Quali sono i limiti del Daspo, almeno per chi è destinatario del provvedimento in questione:

  • il D.A.SPO ha efficacia immediata e prescinde, quindi, dalla colpevolezza dal punto di vista penale dell’imputato, che può essere accertato solo a seguito del processo;
  • il Daspo costituisce la relativa misura amministrativa a fronte di un illecito che però non presuppone invece anche un reato, quest’ultimo invece accertato dall’organo giudiziario competente;
  • il Daspo impedisce al destinatario di accedere alle manifestazioni sportive anche sulla base di un semplice indizio, nel caso dei fatti di Nardò-Nocerina essere stato presente sul luogo degli incidenti è la prova della propria colpevolezza.
  • il Daspo ha il sapore di una condanna definitiva in quanto, soprattutto per gli ingenti costi da sostenere, solo pochi provano a difendersi dinnanzi al giudice amministrativo, limitandosi a difendersi, invece, davanti al solo giudice penale. Il ricorso amministrativo, ricordiamo, è una semplice facoltà che il cittadino può attivare, mentre l’azione penale oltre ad essere obbligatoria, procede anche per chi non ha le risorse finanziarie per difendersi, in quest’ultimo caso infatti lo Stato nomina un avvocato d’ufficio, chiamato a difendere il presunto reo;
  • non esiste spesso proporzionalità tra misura amministrativa e condanna penale; il Daspo, infatti, può avere una durata anche di 8 anni, mentre dal punto di vista penale i reati imputati, quali a titolo esemplificativo devastazioni o aggressioni a pubblico ufficiale, con le varie attenuanti potrebbero portare a condanne molto lievi, persino minori rispetto ad un Daspo;
  • infine, non di rado, accade che la sentenza di condanna o assoluzione arrivi, a causa delle lungaggini della giustizia italiana, quando ormai il Daspo è stato interamente scontato.

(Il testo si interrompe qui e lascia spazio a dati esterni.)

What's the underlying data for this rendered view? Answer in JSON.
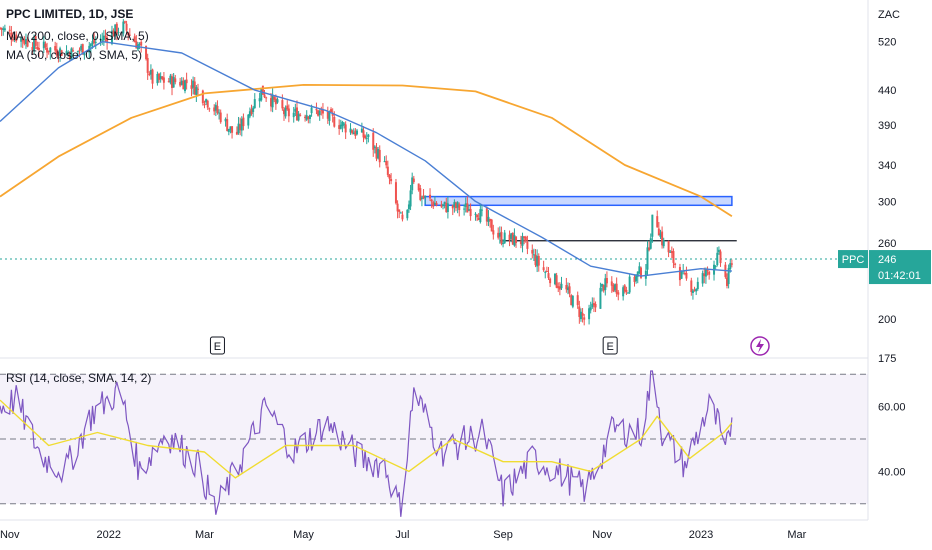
{
  "header": {
    "title": "PPC LIMITED, 1D, JSE",
    "ma200_label": "MA (200, close, 0, SMA, 5)",
    "ma50_label": "MA (50, close, 0, SMA, 5)",
    "rsi_label": "RSI (14, close, SMA, 14, 2)"
  },
  "price_axis": {
    "currency": "ZAC",
    "ticks": [
      "520",
      "440",
      "390",
      "340",
      "300",
      "260",
      "200",
      "175"
    ]
  },
  "rsi_axis": {
    "ticks": [
      "60.00",
      "40.00"
    ]
  },
  "time_axis": {
    "ticks": [
      "Nov",
      "2022",
      "Mar",
      "May",
      "Jul",
      "Sep",
      "Nov",
      "2023",
      "Mar"
    ]
  },
  "last_price": {
    "symbol": "PPC",
    "value": "246",
    "countdown": "01:42:01"
  },
  "event_markers": [
    "E",
    "E"
  ],
  "colors": {
    "up": "#26a69a",
    "down": "#ef5350",
    "ma200": "#f7a631",
    "ma50": "#4a7fd4",
    "rsi": "#7e57c2",
    "rsi_ma": "#f0dc31",
    "zone": "#2962ff",
    "price_label": "#26a69a"
  },
  "chart_data": [
    {
      "type": "candlestick",
      "title": "PPC LIMITED, 1D, JSE",
      "y_unit": "ZAC",
      "y_scale": "log",
      "ylim": [
        175,
        600
      ],
      "x_ticks": [
        "Nov",
        "2022",
        "Mar",
        "May",
        "Jul",
        "Sep",
        "Nov",
        "2023",
        "Mar"
      ],
      "close_path": [
        {
          "t": "2021-10-26",
          "close": 545
        },
        {
          "t": "2021-11-01",
          "close": 535
        },
        {
          "t": "2021-11-20",
          "close": 510
        },
        {
          "t": "2021-12-10",
          "close": 500
        },
        {
          "t": "2021-12-28",
          "close": 525
        },
        {
          "t": "2022-01-10",
          "close": 548
        },
        {
          "t": "2022-01-20",
          "close": 510
        },
        {
          "t": "2022-01-28",
          "close": 455
        },
        {
          "t": "2022-02-20",
          "close": 452
        },
        {
          "t": "2022-03-10",
          "close": 405
        },
        {
          "t": "2022-03-20",
          "close": 375
        },
        {
          "t": "2022-04-05",
          "close": 440
        },
        {
          "t": "2022-04-20",
          "close": 405
        },
        {
          "t": "2022-05-10",
          "close": 408
        },
        {
          "t": "2022-05-25",
          "close": 390
        },
        {
          "t": "2022-06-10",
          "close": 372
        },
        {
          "t": "2022-06-20",
          "close": 340
        },
        {
          "t": "2022-06-28",
          "close": 290
        },
        {
          "t": "2022-07-03",
          "close": 270
        },
        {
          "t": "2022-07-07",
          "close": 330
        },
        {
          "t": "2022-07-12",
          "close": 305
        },
        {
          "t": "2022-07-25",
          "close": 295
        },
        {
          "t": "2022-08-15",
          "close": 292
        },
        {
          "t": "2022-08-30",
          "close": 265
        },
        {
          "t": "2022-09-12",
          "close": 262
        },
        {
          "t": "2022-09-25",
          "close": 238
        },
        {
          "t": "2022-10-10",
          "close": 220
        },
        {
          "t": "2022-10-22",
          "close": 198
        },
        {
          "t": "2022-11-02",
          "close": 225
        },
        {
          "t": "2022-11-15",
          "close": 222
        },
        {
          "t": "2022-11-28",
          "close": 240
        },
        {
          "t": "2022-12-03",
          "close": 290
        },
        {
          "t": "2022-12-08",
          "close": 262
        },
        {
          "t": "2022-12-20",
          "close": 232
        },
        {
          "t": "2022-12-28",
          "close": 222
        },
        {
          "t": "2023-01-06",
          "close": 238
        },
        {
          "t": "2023-01-12",
          "close": 248
        },
        {
          "t": "2023-01-17",
          "close": 226
        },
        {
          "t": "2023-01-20",
          "close": 246
        }
      ],
      "last_close": 246,
      "ma200_path": [
        {
          "t": "2021-10-26",
          "value": 305
        },
        {
          "t": "2021-12-01",
          "value": 350
        },
        {
          "t": "2022-01-15",
          "value": 400
        },
        {
          "t": "2022-03-01",
          "value": 435
        },
        {
          "t": "2022-05-01",
          "value": 448
        },
        {
          "t": "2022-07-01",
          "value": 447
        },
        {
          "t": "2022-08-15",
          "value": 438
        },
        {
          "t": "2022-10-01",
          "value": 400
        },
        {
          "t": "2022-11-15",
          "value": 340
        },
        {
          "t": "2023-01-01",
          "value": 305
        },
        {
          "t": "2023-01-20",
          "value": 285
        }
      ],
      "ma50_path": [
        {
          "t": "2021-10-26",
          "value": 395
        },
        {
          "t": "2021-12-01",
          "value": 475
        },
        {
          "t": "2021-12-28",
          "value": 520
        },
        {
          "t": "2022-02-15",
          "value": 500
        },
        {
          "t": "2022-04-01",
          "value": 440
        },
        {
          "t": "2022-05-15",
          "value": 410
        },
        {
          "t": "2022-06-15",
          "value": 380
        },
        {
          "t": "2022-07-15",
          "value": 345
        },
        {
          "t": "2022-08-15",
          "value": 300
        },
        {
          "t": "2022-09-25",
          "value": 265
        },
        {
          "t": "2022-10-25",
          "value": 240
        },
        {
          "t": "2022-11-25",
          "value": 232
        },
        {
          "t": "2023-01-01",
          "value": 238
        },
        {
          "t": "2023-01-20",
          "value": 236
        }
      ],
      "drawings": {
        "resistance_zone": {
          "y_top": 305,
          "y_bottom": 296,
          "t_start": "2022-07-15",
          "t_end": "2023-01-20"
        },
        "horizontal_line": {
          "y": 262,
          "t_start": "2022-08-30",
          "t_end": "2023-01-23"
        }
      },
      "events": [
        {
          "t": "2022-03-09",
          "label": "E"
        },
        {
          "t": "2022-11-06",
          "label": "E"
        }
      ]
    },
    {
      "type": "line",
      "title": "RSI (14, close, SMA, 14, 2)",
      "ylim": [
        25,
        75
      ],
      "bands": [
        30,
        50,
        70
      ],
      "rsi_path": [
        {
          "t": "2021-10-26",
          "value": 60
        },
        {
          "t": "2021-11-05",
          "value": 62
        },
        {
          "t": "2021-11-20",
          "value": 45
        },
        {
          "t": "2021-12-05",
          "value": 40
        },
        {
          "t": "2021-12-22",
          "value": 58
        },
        {
          "t": "2022-01-08",
          "value": 65
        },
        {
          "t": "2022-01-20",
          "value": 40
        },
        {
          "t": "2022-02-05",
          "value": 52
        },
        {
          "t": "2022-02-25",
          "value": 42
        },
        {
          "t": "2022-03-08",
          "value": 28
        },
        {
          "t": "2022-03-25",
          "value": 45
        },
        {
          "t": "2022-04-08",
          "value": 60
        },
        {
          "t": "2022-04-25",
          "value": 46
        },
        {
          "t": "2022-05-15",
          "value": 55
        },
        {
          "t": "2022-06-05",
          "value": 44
        },
        {
          "t": "2022-06-20",
          "value": 42
        },
        {
          "t": "2022-06-30",
          "value": 28
        },
        {
          "t": "2022-07-08",
          "value": 65
        },
        {
          "t": "2022-07-25",
          "value": 46
        },
        {
          "t": "2022-08-20",
          "value": 52
        },
        {
          "t": "2022-09-01",
          "value": 33
        },
        {
          "t": "2022-09-20",
          "value": 44
        },
        {
          "t": "2022-10-05",
          "value": 40
        },
        {
          "t": "2022-10-22",
          "value": 34
        },
        {
          "t": "2022-11-08",
          "value": 53
        },
        {
          "t": "2022-11-25",
          "value": 52
        },
        {
          "t": "2022-12-03",
          "value": 72
        },
        {
          "t": "2022-12-08",
          "value": 52
        },
        {
          "t": "2022-12-22",
          "value": 42
        },
        {
          "t": "2023-01-06",
          "value": 60
        },
        {
          "t": "2023-01-12",
          "value": 54
        },
        {
          "t": "2023-01-16",
          "value": 44
        },
        {
          "t": "2023-01-20",
          "value": 57
        }
      ],
      "rsi_ma_path": [
        {
          "t": "2021-10-26",
          "value": 62
        },
        {
          "t": "2021-11-25",
          "value": 48
        },
        {
          "t": "2021-12-25",
          "value": 52
        },
        {
          "t": "2022-01-25",
          "value": 48
        },
        {
          "t": "2022-03-01",
          "value": 46
        },
        {
          "t": "2022-03-20",
          "value": 38
        },
        {
          "t": "2022-04-20",
          "value": 48
        },
        {
          "t": "2022-06-01",
          "value": 48
        },
        {
          "t": "2022-07-05",
          "value": 40
        },
        {
          "t": "2022-08-01",
          "value": 50
        },
        {
          "t": "2022-09-01",
          "value": 43
        },
        {
          "t": "2022-10-01",
          "value": 43
        },
        {
          "t": "2022-10-25",
          "value": 40
        },
        {
          "t": "2022-11-25",
          "value": 50
        },
        {
          "t": "2022-12-05",
          "value": 57
        },
        {
          "t": "2022-12-25",
          "value": 44
        },
        {
          "t": "2023-01-15",
          "value": 52
        },
        {
          "t": "2023-01-20",
          "value": 55
        }
      ]
    }
  ]
}
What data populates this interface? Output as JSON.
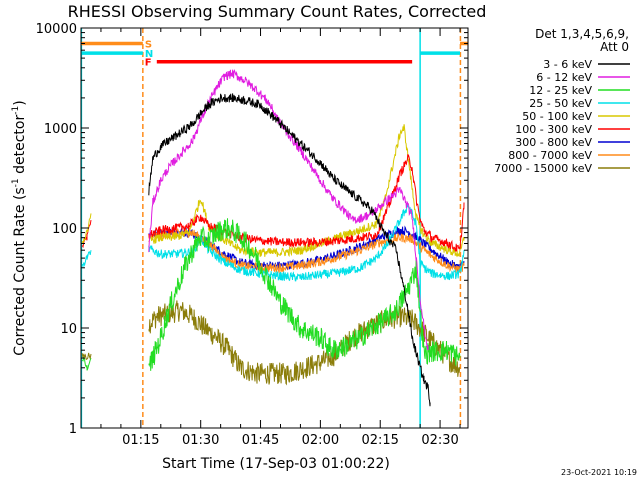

In estrema sintesi la diffida, contravvenendo alla logica della nozione amministrativa, a causa dei limiti del sistema di tutela amministrativa di cui sopra e tenuto conto dell’inefficienza della giustizia ordinaria italiana, ha il sapore di vera e propria condanna come dicevamo.

Il tema dell’ordine pubblico, insomma, non può essere risolto attraverso logiche perverse che anziché punire il presunto responsabile sulla base di prove concrete e reali, sono costruite su semplici indizi, frutto spesso di pregiudizi ideologici. La questione andrebbe affrontata con un approccio più costruttivo e soprattutto aderente al garantismo invocato da tutti ma mai applicato al mondo delle curve. Viviamo in un paese dove a coloro ai quali viene concessa la possibilità di seguire la propria squadra in trasferta pende la spada di Damocle della diffida, che diviene lo strumento punitivo anche per nascondere le negligenze di un servizio d’ordine spesso superficiale e approssimativo, incapace alla prova dei fatti di prevenire episodi di cronaca anche per eventi sportivi di minore importanza. Infatti, ci chiediamo come possano centinaia di tifosi essere riusciti ad arrivare a contatto fra loro senza che a monte vi fosse una falla nel servizio d’ordine? Non vogliamo rubare il mestiere a nessuno, meno che mai alle forze dell’ordine, quello che vogliamo dire è che la diffida, dovrebbe essere l’estrema ratio e non lo strumento principe per risolvere il problema della violenza negli stadi. Che poi nemmeno risolve ma serve solo per offrire nutrimento e agnelli sacrificali alla pancia dell’opinione pubblica.

Abbiamo, infine, un quesito, irrisolto: se è vero che i responsabili di fatti di cronaca pagano con la diffida per le proprie azioni, come mai i tutori dell’ordine pubblico non pagano per l’incapacità, spesso manifesta, del loro operato?